Amazon s'est installé en catimini... Les habitants l'ont appris après le début des travaux
L'entreprise de Jeff Bezos a annoncé début juin son implantation dans la commune de Derval, en Loire-Atlantique. Un collectif d'habitants dénonce le manque de transparence des élus locaux qui ont acté cette installation furtive.
En 2023, le géant du commerce en ligne Amazon a commencé des travaux d'aménagement d'un entrepôt logistique à Saint-Maximin-la-Sainte-Baume, dans le département du Var (France), sans informer préalablement les habitants locaux. Les premiers signes visibles des travaux ont été observés par des riverains en avril 2023, alors que les engins de chantier étaient déjà en activité. Cette situation a suscité des interrogations sur la transparence des procédures administratives et des consultations publiques, pourtant obligatoires pour ce type de projet. Les élus locaux ont également exprimé leur surprise, certains affirmant n'avoir été informés qu'après le début des travaux, voire pas du tout.
Dans le cadre d'un projet d'entrepôt logistique de cette envergure, une consultation publique est normalement requise par la réglementation française. Cette procédure permet aux habitants, aux associations et aux collectivités locales de donner leur avis sur le projet avant son approbation définitive. Pourtant, dans le cas d'Amazon, cette étape semble avoir été contournée ou ignorée. Les associations locales de défense de l'environnement et les élus municipaux ont dénoncé cette absence de transparence, soulignant que les projets industriels de cette taille (plus de 10 000 m²) doivent respecter des règles strictes en matière d'information et de participation citoyenne. Aucune explication officielle n'a été fournie sur les raisons de cette omission.
Les élus de la commune de Saint-Maximin-la-Sainte-Baume, ainsi que ceux de la communauté d'agglomération dont elle dépend, ont réagi avec surprise et préoccupation face à cette situation.
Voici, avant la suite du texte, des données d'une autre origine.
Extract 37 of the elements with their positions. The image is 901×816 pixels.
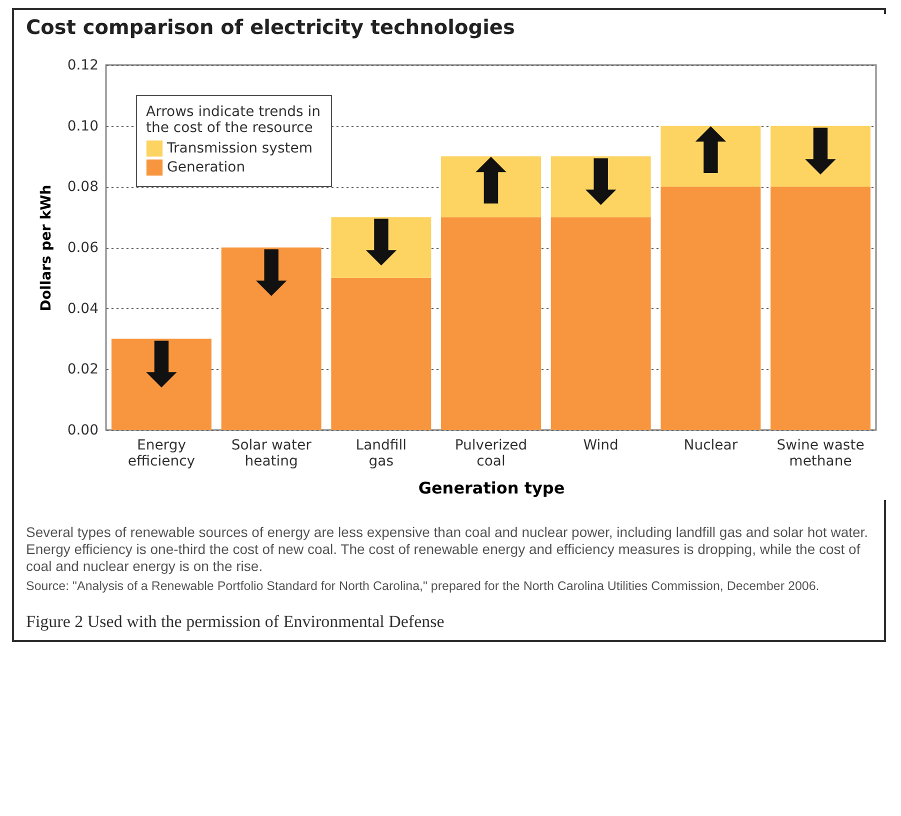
text: Several types of renewable sources of energy are less expensive than coal and nuclear power, including landfill gas and solar hot water. Energy efficiency is one-third the cost of new coal. The cost of renewable energy and efficiency measures is dropping, while the cost of coal and nuclear energy is on the rise. bbox=[26, 524, 870, 575]
x-tick-label: Energy efficiency bbox=[128, 438, 196, 470]
annotation: ⬆ bbox=[465, 145, 517, 218]
bar bbox=[331, 278, 432, 430]
y-tick-label: 0.06 bbox=[67, 240, 99, 256]
annotation: ⬇ bbox=[574, 145, 627, 218]
y-tick-label: 0.10 bbox=[67, 118, 98, 134]
x-tick-label: Swine waste methane bbox=[776, 438, 864, 470]
x-tick-label: Wind bbox=[583, 438, 618, 454]
annotation: ⬇ bbox=[135, 328, 188, 401]
caption: Figure 2 Used with the permission of Environmental Defense bbox=[26, 612, 446, 632]
bar bbox=[550, 217, 651, 430]
y-tick-label: 0.00 bbox=[67, 422, 98, 438]
bar bbox=[111, 338, 212, 430]
y-tick-label: 0.08 bbox=[67, 179, 98, 196]
y-tick-label: 0.12 bbox=[67, 58, 98, 74]
x-axis-title: Generation type bbox=[418, 478, 565, 498]
source-note: Source: "Analysis of a Renewable Portfolio Standard for North Carolina," prepared for the North Carolina Utilities Commission, December 2006. bbox=[26, 579, 820, 594]
annotation: ⬇ bbox=[355, 206, 408, 280]
legend-label: Generation bbox=[167, 160, 246, 176]
x-tick-label: Pulverized coal bbox=[454, 438, 528, 470]
annotation: ⬇ bbox=[245, 236, 298, 310]
bar bbox=[660, 186, 761, 430]
annotation: ⬇ bbox=[794, 114, 847, 188]
annotation: ⬆ bbox=[684, 114, 737, 188]
legend-label: Transmission system bbox=[166, 140, 313, 156]
y-axis-title: Dollars per kWh bbox=[38, 184, 54, 312]
y-tick-label: 0.04 bbox=[67, 300, 99, 317]
chart-title: Cost comparison of electricity technologies bbox=[26, 15, 515, 39]
x-tick-label: Solar water heating bbox=[231, 438, 312, 470]
y-tick-label: 0.02 bbox=[67, 362, 98, 378]
bar bbox=[221, 248, 322, 430]
legend-title: Arrows indicate trends in the cost of the resource bbox=[146, 104, 320, 136]
x-tick-label: Landfill gas bbox=[356, 438, 407, 470]
bar bbox=[441, 217, 541, 430]
x-tick-label: Nuclear bbox=[684, 438, 738, 454]
bar bbox=[770, 186, 871, 430]
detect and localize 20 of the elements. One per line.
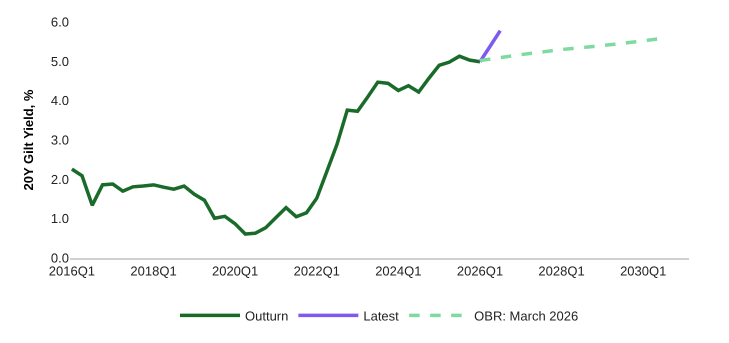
x-tick-label: 2024Q1: [375, 264, 422, 279]
x-tick-label: 2018Q1: [130, 264, 177, 279]
x-tick-label: 2030Q1: [620, 264, 666, 279]
legend-label: Latest: [363, 308, 400, 324]
x-tick-label: 2028Q1: [538, 264, 585, 279]
legend-label: OBR: March 2026: [474, 308, 578, 324]
y-tick-label: 5.0: [50, 54, 69, 69]
x-tick-label: 2020Q1: [212, 264, 258, 279]
y-tick-label: 2.0: [50, 172, 69, 187]
y-tick-label: 3.0: [50, 132, 69, 148]
y-tick-label: 0.0: [50, 250, 69, 266]
y-tick-label: 6.0: [50, 14, 69, 30]
x-tick-label: 2026Q1: [456, 264, 504, 279]
x-tick-label: 2022Q1: [294, 264, 340, 279]
line-series: [70, 54, 482, 236]
x-tick-label: 2016Q1: [48, 264, 96, 279]
y-tick-label: 4.0: [50, 93, 69, 108]
y-axis-title: 20Y Gilt Yield, %: [20, 89, 36, 190]
legend-label: Outturn: [245, 308, 288, 324]
y-tick-label: 1.0: [50, 211, 69, 226]
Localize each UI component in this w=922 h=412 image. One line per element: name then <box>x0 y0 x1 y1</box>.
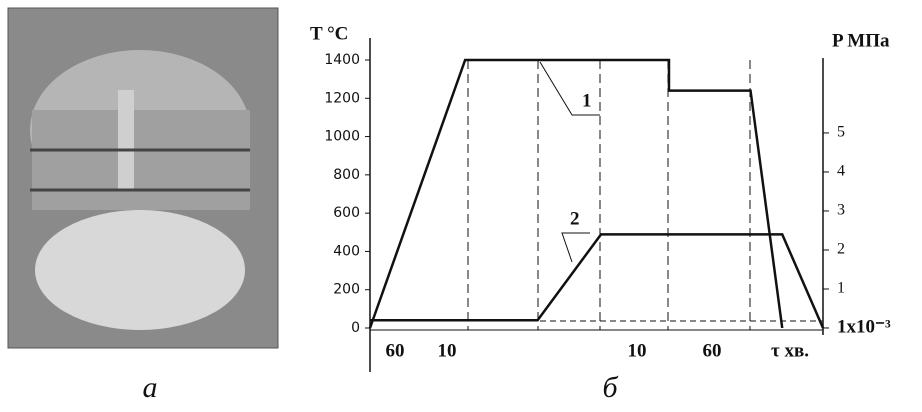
y2-tick-label: 4 <box>837 163 845 180</box>
panel-label: а <box>143 371 158 404</box>
segment-label: 10 <box>628 340 647 361</box>
y2-tick-label: 3 <box>837 202 845 219</box>
y2-axis-label: P МПа <box>832 30 890 51</box>
y2-tick-label: 5 <box>837 124 845 141</box>
line-series <box>370 234 823 328</box>
segment-label: 60 <box>703 340 722 361</box>
photo <box>8 8 278 348</box>
y-axis-label: T °C <box>310 23 348 44</box>
legend-label: 2 <box>570 208 580 229</box>
y-tick-label: 1200 <box>324 90 360 106</box>
y-tick-label: 600 <box>333 205 360 221</box>
figure: а б T °C P МПа 0 200 400 600 800 1000 1200 1400… <box>0 0 922 412</box>
segment-label: 60 <box>386 340 405 361</box>
y-tick-label: 1000 <box>324 129 360 145</box>
line-series <box>370 60 782 328</box>
y-tick-label: 400 <box>333 243 360 259</box>
segment-label: 10 <box>438 340 457 361</box>
panel-label: б <box>602 371 618 404</box>
y-tick-label: 1400 <box>324 52 360 68</box>
y2-tick-label: 1x10⁻³ <box>837 316 891 337</box>
y2-tick-label: 2 <box>837 241 845 258</box>
legend-label: 1 <box>582 90 592 111</box>
y2-tick-label: 1 <box>837 280 845 297</box>
segment-label: τ хв. <box>771 340 809 361</box>
y-tick-label: 0 <box>351 320 360 336</box>
leader <box>562 233 590 262</box>
y-tick-label: 800 <box>333 167 360 183</box>
y-tick-label: 200 <box>333 282 360 298</box>
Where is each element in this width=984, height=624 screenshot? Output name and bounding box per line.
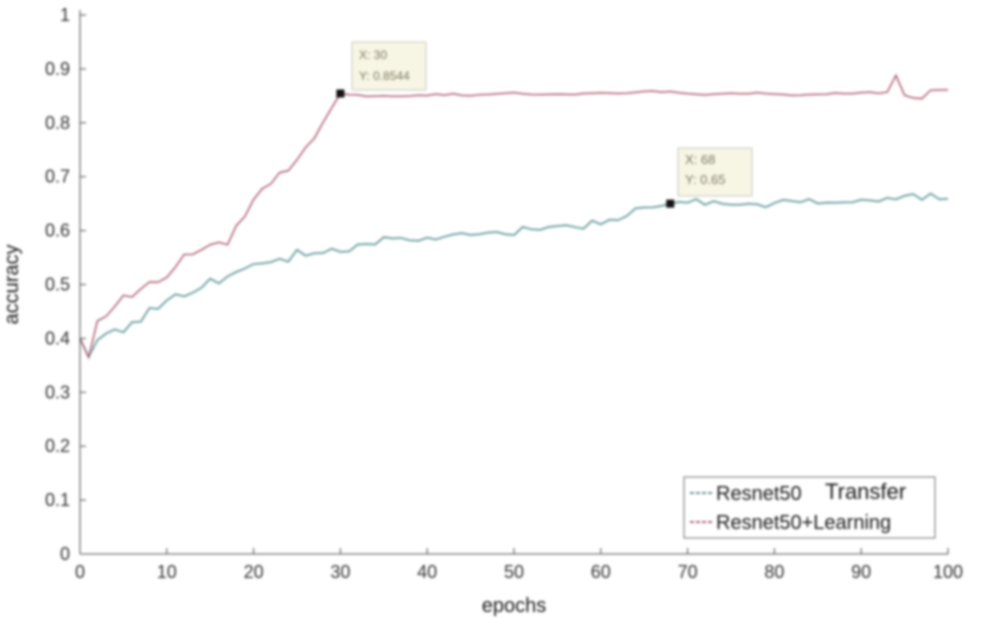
svg-text:0.5: 0.5 — [45, 275, 70, 295]
svg-text:20: 20 — [244, 562, 264, 582]
svg-text:0: 0 — [60, 544, 70, 564]
svg-text:0.9: 0.9 — [45, 59, 70, 79]
svg-text:40: 40 — [417, 562, 437, 582]
svg-text:accuracy: accuracy — [1, 244, 23, 324]
svg-text:80: 80 — [764, 562, 784, 582]
svg-text:60: 60 — [591, 562, 611, 582]
svg-text:Y: 0.65: Y: 0.65 — [685, 172, 725, 187]
svg-text:X: 68: X: 68 — [685, 152, 715, 167]
svg-text:Y: 0.8544: Y: 0.8544 — [359, 69, 410, 83]
svg-text:X: 30: X: 30 — [359, 48, 387, 62]
svg-text:10: 10 — [157, 562, 177, 582]
svg-text:Transfer: Transfer — [825, 479, 906, 504]
svg-text:70: 70 — [678, 562, 698, 582]
svg-text:0.1: 0.1 — [45, 490, 70, 510]
svg-text:50: 50 — [504, 562, 524, 582]
svg-text:0.3: 0.3 — [45, 382, 70, 402]
svg-text:0.8: 0.8 — [45, 113, 70, 133]
svg-text:Resnet50: Resnet50 — [716, 483, 802, 505]
svg-text:0.4: 0.4 — [45, 328, 70, 348]
svg-text:100: 100 — [933, 562, 963, 582]
svg-text:Resnet50+Learning: Resnet50+Learning — [716, 512, 891, 534]
svg-text:0: 0 — [75, 562, 85, 582]
svg-text:0.7: 0.7 — [45, 167, 70, 187]
svg-text:30: 30 — [330, 562, 350, 582]
svg-text:90: 90 — [851, 562, 871, 582]
svg-text:0.2: 0.2 — [45, 436, 70, 456]
svg-text:1: 1 — [60, 5, 70, 25]
svg-text:epochs: epochs — [482, 595, 547, 617]
svg-text:0.6: 0.6 — [45, 221, 70, 241]
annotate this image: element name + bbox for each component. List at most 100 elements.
Certains ont indiqué n'avoir été informés qu'après le début des travaux, tandis que d'autres affirment n'avoir reçu aucune notification préalable. Le maire de la commune a déclaré que les services de l'État avaient été saisis pour vérifier la légalité des travaux, sans préciser si des sanctions ou des mesures correctives pourraient être envisagées. Cette affaire met en lumière les tensions entre les collectivités locales et les grandes entreprises, notamment lorsque ces dernières contournent les procédures locales au profit de délais accélérés.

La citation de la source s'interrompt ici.